If you came over to my house today, and went into my back yard and took a walk around, chances are you’d find three or four pair of garden gloves. I always have excellent intentions of taking good care of my gloves, and somehow they always end up strewn about the yard.
A pair will be tossed into a large, plastic garden centre pot, in a corner of the garden where I’ve been weeding. Another pair will be sitting on top of the rainbarrel, where I think I’ll remember to pick them up on my way into the house. Another pair will be stuck at the top of a bamboo tripod, whimsically waving to the birds (or flipping the bird, depending on my mood when I placed them there).
In the spring I haul my gloves out of the shed and hang them up to air out on the clothes line, and they usually end up hanging there for a week or so before I tuck them away again.
I don’t really like to wear gloves in the garden. I much prefer the feel of the earth on my fingers, the fine touch of my fingertips on the stems of those weeds as, with great satisfaction, I yank them from the ground among the herbs and vegetables. A fine touch is needed to handle seeds or for planting annuals.
Some jobs just seem to require gloves, though, so I do have a leather pair for pulling those prickly thistle weeds or pruning raspberry canes. I sometimes wear a cloth pair of gloves when searching for stinging nettles or handling something especially slimy.
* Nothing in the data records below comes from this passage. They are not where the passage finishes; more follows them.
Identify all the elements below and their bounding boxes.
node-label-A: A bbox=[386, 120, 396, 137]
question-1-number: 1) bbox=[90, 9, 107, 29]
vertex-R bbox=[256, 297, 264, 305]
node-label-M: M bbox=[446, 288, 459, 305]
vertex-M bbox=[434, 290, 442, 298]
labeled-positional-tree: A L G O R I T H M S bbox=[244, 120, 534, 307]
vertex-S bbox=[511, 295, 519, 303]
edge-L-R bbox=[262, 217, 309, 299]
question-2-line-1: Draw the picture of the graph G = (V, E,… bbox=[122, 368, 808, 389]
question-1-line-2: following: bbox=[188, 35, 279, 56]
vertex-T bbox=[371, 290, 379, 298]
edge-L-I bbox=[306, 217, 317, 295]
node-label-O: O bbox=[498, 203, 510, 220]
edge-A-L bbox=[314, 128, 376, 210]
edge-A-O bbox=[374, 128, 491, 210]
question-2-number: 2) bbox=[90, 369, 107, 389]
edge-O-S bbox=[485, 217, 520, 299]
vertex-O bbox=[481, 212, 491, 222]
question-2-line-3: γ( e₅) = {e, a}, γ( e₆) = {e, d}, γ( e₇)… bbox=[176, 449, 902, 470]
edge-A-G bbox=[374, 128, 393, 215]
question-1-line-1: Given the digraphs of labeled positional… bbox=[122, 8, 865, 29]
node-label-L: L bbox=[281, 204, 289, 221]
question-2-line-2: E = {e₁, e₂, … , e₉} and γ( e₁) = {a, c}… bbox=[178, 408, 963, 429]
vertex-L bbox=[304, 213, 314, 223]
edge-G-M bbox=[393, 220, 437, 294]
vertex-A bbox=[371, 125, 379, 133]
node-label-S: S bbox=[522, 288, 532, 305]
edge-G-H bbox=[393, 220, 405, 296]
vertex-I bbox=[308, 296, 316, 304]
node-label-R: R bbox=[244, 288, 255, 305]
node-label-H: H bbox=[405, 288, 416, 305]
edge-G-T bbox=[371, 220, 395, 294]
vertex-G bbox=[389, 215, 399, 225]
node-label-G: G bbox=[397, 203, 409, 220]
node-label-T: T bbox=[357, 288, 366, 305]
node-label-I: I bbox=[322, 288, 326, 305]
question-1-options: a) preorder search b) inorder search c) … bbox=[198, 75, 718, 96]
While I’m working in the yard, the fingers of a pair of gloves can often be seen sticking out of the back pocket of my jeans, at the ready should the unfortunate need to wear them arise. In the meantime, I’m barehanded, my fingers always ready to plunge into the dirt.











{ 3 comments… read them below or add one }
My favorite pair are cloth and have rubber just on the palms and fingers– as though I put on a pair of cloth gloves and barely touched a vat of colored latex palms-down. The breathe better than leather or rubber gloves and grip and protect much better than cloth. One of those simple improvements that make you wonder why they didn’t appear sooner.
Those do sound good…but are they “thorn-proof?” The reason I wear the leather ones is because those awful prickly thorns don’t penetrate the palm when I’m yanking those weeds out!
I don’t know that I’d attack an old bramble with them, but they’re really great for pulling roots and the like. My wife wears hers while tending to the rose bushes, but our roses are fairly pathetic because of our laissez-fair approach to aphids. Leather still has its uses, especially when your hands will be covered in wet soil.